PandaDoc’s New API Platform

Elsewhere, San Francisco-based PandaDoc, which develops a document workflow automation platform, has taken another step to make its document workplace solutions more accessible to the digital workplace.

It is latest addition is PandaDoc for Developers. The new platform aims to help developers build and integrate customizable document workflows and eSignature capabilities into their products, applications and websites. The end-to-end API platform allows businesses to focus on their core competencies, while using PandaDoc to decrease friction in interactions with documents for their teams, partners and customers.

According to the company, the need for digital document collaboration and eSignature solutions will continue to accelerate with remote and distributed work now a permanent feature of the digital workplace and digital transformation an enterprise imperative. The platform, the company says, will enable developers create and integrate custom eSignature and document workflow solutions that support their unique business processes and needs in a matter of days.

It also enables developers build integrations with any existing enterprise product from data analytics platforms to invoicing and billing software, or any other digital tool that makes work easier.

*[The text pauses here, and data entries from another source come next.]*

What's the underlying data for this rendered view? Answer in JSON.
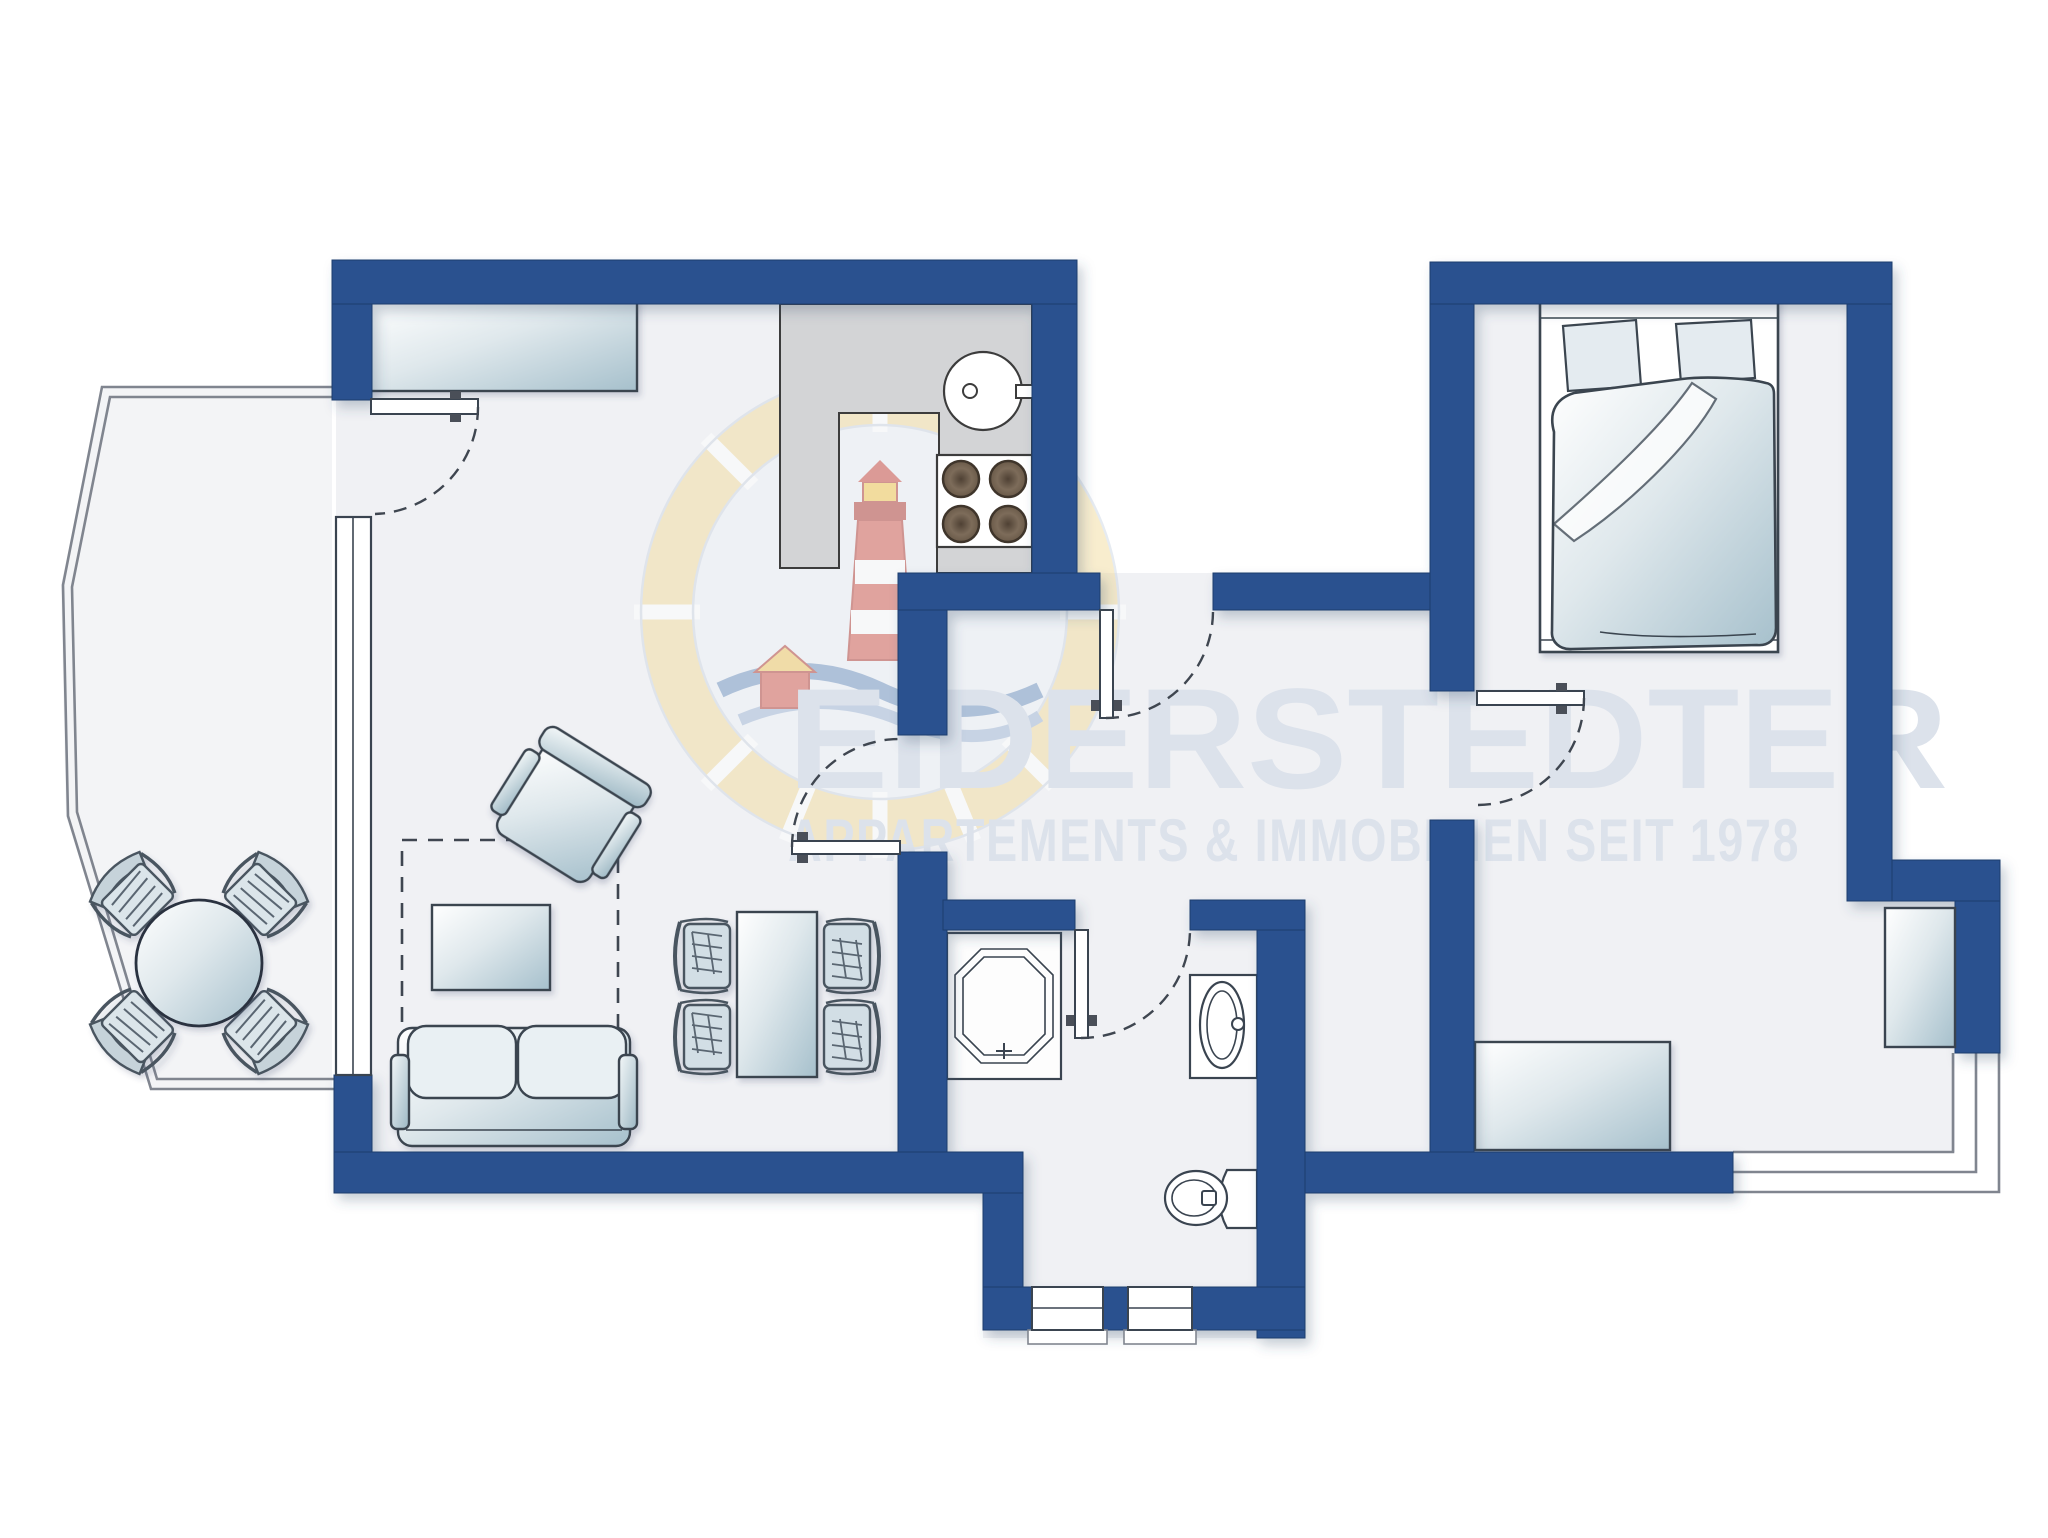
{
  "watermark": {
    "title": "EIDERSTEDTER",
    "subtitle": "APPARTEMENTS & IMMOBILIEN SEIT 1978",
    "logo": "lighthouse-badge-icon"
  },
  "colors": {
    "wall": "#2a518f",
    "floor": "#f0f1f4",
    "balcony": "#f3f4f6",
    "outline": "#3a4450",
    "counter": "#d3d4d6",
    "watermark": "#dce2eb",
    "railing": "#80858f",
    "dash": "#3f4650"
  },
  "plan": {
    "type": "apartment-floor-plan",
    "rooms": [
      {
        "name": "living-room-with-open-kitchen",
        "furniture": [
          "sideboard",
          "armchair",
          "rug",
          "coffee-table",
          "sofa",
          "dining-table",
          "dining-chairs",
          "kitchen-counter",
          "kitchen-sink",
          "stove-4-burners"
        ]
      },
      {
        "name": "hallway",
        "features": [
          "entry-door",
          "living-room-door"
        ]
      },
      {
        "name": "shower-room",
        "furniture": [
          "shower",
          "washbasin",
          "toilet"
        ],
        "features": [
          "two-small-windows"
        ]
      },
      {
        "name": "bedroom",
        "furniture": [
          "double-bed",
          "two-pillows",
          "duvet",
          "dresser"
        ],
        "features": [
          "bedroom-door",
          "niche-window"
        ]
      },
      {
        "name": "balcony-left",
        "furniture": [
          "round-table",
          "four-patio-chairs"
        ],
        "features": [
          "balcony-door",
          "tall-window"
        ]
      },
      {
        "name": "balcony-bottom-right",
        "features": [
          "railing"
        ]
      }
    ]
  }
}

But that’s not all. The company has also closed a Series C funding round that the company confirms values it at $1 billion. PandaDoc, which competes with DocuSign, Eversign, DocSend and GetAccept, already provides a range of services to users across many different verticals. Previous funding rounds raised around $36 million and its valuation was around $255 million.

StreamElements Raises $100 Million

StreamElements, a Los Angeles-based streaming services company that develops a platform that measures streaming content for free, raised $100 million led by SoftBank's Vision Fund 2 earlier this week. The company's platform usage grew 233% over the last year, largely catalyzed by the pandemic.

According to the company, the money will be used to continue building out the tools on its platform. Funding will also be used to attract new talent to the platform.

The funding round was led by SoftBank Vision Fund 2, with participation from PayPal Ventures and MoreTech as well as existing investors State of Mind Ventures, Pitango First, Menorah and Mivtach Shamir.